On your system does gcc generate 64 bit image code by default? -m64
sets 64 bit. Most systems default to 32 bit - the ones I have anyway.

Suppose you have

gcc -o ./foo.so foo.c -L/path/to/mylib -fPIC

gcc reads thru objects and library lists from left to right during linking. It uses implicit libraries only after the list is exhausted. So the only reason I can see from what you gave is that gcc thinks it needs to link 32bit.
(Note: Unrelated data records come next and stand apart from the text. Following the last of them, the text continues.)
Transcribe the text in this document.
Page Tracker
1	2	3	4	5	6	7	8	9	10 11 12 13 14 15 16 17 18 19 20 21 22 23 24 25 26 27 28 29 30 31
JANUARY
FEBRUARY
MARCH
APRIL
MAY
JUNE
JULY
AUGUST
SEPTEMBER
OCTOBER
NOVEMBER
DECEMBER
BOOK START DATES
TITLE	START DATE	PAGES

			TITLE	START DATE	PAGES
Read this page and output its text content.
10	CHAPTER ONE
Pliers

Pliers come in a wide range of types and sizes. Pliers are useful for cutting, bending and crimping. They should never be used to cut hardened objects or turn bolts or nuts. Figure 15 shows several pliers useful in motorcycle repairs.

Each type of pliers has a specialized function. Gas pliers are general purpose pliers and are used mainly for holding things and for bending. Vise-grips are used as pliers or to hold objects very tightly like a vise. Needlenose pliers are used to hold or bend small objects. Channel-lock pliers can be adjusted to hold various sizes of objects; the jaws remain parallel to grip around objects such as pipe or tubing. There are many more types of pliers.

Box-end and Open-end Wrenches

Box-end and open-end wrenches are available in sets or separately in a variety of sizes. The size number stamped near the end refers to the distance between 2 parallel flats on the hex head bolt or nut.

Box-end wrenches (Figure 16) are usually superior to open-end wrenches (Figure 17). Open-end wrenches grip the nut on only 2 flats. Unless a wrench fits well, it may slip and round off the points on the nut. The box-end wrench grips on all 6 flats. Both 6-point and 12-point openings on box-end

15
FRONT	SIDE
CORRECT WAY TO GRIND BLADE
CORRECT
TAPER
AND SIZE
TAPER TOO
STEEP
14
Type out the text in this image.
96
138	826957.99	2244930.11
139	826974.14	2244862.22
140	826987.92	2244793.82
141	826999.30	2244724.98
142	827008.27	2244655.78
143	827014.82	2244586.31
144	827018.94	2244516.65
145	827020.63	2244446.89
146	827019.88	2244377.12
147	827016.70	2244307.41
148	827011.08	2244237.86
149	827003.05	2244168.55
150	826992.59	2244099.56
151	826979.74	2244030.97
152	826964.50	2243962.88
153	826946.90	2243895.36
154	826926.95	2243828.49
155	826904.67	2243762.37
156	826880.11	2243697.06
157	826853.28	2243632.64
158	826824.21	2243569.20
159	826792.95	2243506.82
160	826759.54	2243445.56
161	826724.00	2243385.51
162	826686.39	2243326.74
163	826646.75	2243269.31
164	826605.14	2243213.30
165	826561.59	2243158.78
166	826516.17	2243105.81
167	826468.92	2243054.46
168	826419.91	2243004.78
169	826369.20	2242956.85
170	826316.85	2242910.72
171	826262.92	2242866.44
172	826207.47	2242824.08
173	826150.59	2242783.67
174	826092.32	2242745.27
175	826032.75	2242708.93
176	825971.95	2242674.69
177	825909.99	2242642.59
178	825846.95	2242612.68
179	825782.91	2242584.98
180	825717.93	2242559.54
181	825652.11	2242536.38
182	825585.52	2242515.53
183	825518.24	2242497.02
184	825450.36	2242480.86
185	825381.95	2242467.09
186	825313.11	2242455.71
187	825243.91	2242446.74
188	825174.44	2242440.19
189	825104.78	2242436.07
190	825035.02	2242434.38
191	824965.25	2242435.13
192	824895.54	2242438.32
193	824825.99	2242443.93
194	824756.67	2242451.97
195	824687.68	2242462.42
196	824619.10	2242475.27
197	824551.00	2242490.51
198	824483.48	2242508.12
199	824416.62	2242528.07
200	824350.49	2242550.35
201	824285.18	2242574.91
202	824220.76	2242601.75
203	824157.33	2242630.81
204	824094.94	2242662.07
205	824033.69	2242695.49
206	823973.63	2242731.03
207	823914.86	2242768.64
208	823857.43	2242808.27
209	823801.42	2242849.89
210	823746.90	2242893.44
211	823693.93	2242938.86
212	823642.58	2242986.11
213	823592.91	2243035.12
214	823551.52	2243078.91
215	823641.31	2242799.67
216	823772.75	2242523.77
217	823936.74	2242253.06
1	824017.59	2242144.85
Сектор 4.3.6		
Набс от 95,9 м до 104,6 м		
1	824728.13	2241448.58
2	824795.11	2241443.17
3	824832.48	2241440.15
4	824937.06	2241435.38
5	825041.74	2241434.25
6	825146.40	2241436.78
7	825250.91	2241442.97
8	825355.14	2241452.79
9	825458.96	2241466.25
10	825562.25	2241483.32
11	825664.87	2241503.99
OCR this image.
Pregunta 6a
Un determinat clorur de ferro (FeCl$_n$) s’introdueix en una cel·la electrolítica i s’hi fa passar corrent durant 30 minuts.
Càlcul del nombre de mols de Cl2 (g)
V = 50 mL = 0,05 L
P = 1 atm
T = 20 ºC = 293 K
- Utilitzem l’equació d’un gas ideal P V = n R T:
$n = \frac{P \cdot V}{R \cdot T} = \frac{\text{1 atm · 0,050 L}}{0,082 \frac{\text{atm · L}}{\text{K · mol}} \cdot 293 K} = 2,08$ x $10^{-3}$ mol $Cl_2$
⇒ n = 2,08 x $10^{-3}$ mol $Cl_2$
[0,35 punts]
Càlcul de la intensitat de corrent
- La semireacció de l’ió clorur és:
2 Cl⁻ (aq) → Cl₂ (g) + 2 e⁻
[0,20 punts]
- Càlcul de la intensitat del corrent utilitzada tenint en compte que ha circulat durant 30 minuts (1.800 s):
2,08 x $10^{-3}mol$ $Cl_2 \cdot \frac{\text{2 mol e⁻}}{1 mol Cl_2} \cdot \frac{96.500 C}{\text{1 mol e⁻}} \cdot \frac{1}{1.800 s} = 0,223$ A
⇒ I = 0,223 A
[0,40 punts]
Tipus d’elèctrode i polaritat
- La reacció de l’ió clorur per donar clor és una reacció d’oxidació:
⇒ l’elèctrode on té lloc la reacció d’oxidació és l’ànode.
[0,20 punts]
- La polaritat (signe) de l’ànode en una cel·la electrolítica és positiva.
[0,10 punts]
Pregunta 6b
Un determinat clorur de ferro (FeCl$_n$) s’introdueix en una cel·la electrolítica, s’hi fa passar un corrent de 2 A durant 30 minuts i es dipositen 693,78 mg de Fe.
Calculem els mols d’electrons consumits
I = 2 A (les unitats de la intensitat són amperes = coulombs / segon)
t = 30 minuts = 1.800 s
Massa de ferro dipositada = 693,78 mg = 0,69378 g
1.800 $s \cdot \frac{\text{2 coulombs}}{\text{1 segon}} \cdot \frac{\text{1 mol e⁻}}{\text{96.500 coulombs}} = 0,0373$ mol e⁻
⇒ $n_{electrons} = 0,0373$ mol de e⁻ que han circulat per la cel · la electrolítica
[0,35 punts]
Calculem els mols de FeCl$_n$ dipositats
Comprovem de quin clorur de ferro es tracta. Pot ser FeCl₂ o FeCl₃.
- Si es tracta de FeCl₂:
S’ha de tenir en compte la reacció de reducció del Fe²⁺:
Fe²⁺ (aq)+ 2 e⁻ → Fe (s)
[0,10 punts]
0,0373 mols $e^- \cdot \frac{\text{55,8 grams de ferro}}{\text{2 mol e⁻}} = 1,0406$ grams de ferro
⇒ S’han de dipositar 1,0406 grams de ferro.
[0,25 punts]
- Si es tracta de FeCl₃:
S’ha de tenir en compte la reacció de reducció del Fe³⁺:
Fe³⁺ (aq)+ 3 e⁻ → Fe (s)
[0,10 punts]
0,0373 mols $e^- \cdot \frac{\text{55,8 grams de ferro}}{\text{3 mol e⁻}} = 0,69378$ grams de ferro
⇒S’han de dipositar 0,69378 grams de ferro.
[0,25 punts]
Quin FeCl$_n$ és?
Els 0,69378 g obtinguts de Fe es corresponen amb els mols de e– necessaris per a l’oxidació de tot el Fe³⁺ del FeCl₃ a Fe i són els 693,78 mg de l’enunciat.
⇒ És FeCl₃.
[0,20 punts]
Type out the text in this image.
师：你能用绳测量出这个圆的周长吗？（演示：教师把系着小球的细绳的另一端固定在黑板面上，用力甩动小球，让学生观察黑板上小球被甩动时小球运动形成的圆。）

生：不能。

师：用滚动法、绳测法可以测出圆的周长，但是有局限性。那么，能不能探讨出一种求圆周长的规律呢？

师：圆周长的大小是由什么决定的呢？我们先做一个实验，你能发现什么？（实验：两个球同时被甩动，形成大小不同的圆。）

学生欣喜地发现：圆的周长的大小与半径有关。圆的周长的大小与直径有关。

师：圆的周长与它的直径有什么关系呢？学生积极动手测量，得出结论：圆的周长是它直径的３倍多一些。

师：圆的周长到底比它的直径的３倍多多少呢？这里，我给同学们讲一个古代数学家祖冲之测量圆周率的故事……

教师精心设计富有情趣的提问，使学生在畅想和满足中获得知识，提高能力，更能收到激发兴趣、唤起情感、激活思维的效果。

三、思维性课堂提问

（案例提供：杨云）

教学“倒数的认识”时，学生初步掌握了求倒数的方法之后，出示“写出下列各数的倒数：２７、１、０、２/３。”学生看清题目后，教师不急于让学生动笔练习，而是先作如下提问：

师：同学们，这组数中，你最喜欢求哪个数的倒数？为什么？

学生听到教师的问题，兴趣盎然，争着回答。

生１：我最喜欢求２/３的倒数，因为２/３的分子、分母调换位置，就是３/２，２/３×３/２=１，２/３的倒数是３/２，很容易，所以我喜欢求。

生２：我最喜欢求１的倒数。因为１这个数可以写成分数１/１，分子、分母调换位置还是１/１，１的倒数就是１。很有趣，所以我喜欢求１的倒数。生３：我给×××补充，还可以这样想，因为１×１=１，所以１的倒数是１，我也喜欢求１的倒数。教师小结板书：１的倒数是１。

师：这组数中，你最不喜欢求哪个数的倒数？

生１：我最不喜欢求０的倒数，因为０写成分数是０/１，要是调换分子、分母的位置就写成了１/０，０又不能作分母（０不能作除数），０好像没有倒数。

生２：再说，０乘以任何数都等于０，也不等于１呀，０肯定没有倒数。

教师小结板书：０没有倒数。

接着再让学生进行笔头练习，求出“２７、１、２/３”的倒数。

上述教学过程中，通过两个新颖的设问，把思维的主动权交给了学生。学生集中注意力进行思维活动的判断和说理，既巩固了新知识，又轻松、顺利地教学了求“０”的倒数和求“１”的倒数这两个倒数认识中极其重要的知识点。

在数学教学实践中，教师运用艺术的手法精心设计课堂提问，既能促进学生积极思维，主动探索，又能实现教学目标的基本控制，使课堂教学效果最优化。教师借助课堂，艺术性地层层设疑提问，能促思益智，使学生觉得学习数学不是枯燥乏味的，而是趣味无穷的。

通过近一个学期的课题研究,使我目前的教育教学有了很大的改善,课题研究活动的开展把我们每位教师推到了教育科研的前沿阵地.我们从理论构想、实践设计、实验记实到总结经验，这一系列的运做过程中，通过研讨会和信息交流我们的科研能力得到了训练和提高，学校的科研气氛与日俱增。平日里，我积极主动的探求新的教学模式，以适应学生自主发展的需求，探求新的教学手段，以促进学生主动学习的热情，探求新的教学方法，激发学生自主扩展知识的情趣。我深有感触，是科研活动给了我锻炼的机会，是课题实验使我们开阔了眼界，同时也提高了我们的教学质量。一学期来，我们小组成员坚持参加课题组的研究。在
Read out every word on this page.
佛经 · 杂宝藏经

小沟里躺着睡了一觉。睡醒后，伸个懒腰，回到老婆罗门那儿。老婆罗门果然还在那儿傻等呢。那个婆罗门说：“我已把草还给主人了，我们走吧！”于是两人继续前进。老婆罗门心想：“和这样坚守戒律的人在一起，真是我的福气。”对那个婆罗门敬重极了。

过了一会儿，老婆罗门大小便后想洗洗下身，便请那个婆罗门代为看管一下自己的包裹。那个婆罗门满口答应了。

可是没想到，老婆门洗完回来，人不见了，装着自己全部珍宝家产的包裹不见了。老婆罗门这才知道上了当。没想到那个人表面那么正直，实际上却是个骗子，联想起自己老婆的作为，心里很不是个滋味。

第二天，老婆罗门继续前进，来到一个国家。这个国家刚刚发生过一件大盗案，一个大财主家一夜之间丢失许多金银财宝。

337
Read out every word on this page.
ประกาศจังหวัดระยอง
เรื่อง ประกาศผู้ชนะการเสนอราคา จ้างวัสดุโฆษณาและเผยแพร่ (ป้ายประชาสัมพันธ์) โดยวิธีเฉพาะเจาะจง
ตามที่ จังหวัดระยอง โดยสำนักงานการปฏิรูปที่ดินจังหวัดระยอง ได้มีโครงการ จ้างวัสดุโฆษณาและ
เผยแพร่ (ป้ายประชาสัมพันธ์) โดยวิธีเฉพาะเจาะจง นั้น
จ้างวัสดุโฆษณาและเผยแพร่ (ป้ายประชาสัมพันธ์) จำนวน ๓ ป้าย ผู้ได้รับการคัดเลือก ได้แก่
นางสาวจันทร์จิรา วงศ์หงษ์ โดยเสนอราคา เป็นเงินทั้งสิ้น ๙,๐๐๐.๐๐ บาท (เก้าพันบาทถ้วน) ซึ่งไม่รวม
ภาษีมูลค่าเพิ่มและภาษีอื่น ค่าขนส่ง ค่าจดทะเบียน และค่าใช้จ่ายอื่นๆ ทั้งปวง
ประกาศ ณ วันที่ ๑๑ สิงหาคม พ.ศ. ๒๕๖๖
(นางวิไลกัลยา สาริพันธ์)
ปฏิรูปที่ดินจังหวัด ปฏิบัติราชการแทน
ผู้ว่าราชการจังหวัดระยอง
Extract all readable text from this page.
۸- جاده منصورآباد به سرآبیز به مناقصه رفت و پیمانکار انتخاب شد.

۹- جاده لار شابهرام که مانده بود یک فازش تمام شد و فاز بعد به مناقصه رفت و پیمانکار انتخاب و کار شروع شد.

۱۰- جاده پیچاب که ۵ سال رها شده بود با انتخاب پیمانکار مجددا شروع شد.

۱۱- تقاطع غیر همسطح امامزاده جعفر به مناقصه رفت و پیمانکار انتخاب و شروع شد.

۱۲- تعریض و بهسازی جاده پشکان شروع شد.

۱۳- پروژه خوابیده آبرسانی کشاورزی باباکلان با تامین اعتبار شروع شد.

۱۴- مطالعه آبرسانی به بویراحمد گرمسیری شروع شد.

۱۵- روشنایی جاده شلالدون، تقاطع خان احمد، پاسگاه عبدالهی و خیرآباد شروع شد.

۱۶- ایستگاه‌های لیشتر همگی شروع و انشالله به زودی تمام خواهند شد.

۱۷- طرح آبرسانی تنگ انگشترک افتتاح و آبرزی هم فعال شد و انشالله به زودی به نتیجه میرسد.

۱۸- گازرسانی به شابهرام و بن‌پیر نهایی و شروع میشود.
I do not get why you are not getting errors.

Does the runtime linker/loader know about /home/richj/product/zlib/lib/?

Regards,
Alister

That would be:

export LD_LIBRARY_PATH=${LD_LIBRARY_PATH}:/home/richj/product/zlib/lib

LD_LIBRARY_PATH was generally meant for runtime not compile time - that is up to you with -L. Using an oddball version of a generally standard library is the path to future problems. I would link against the archive (.a) rather than the .so -- if you plan to move it to other boxes.

If, in fact, the problem is that the loader's lookup process is finding the default system library, an alternative to modifying the environment, and to using -L and -l, is to provide an absolute path to the library. If a dependency contains a slash, the loader will not perform a lookup.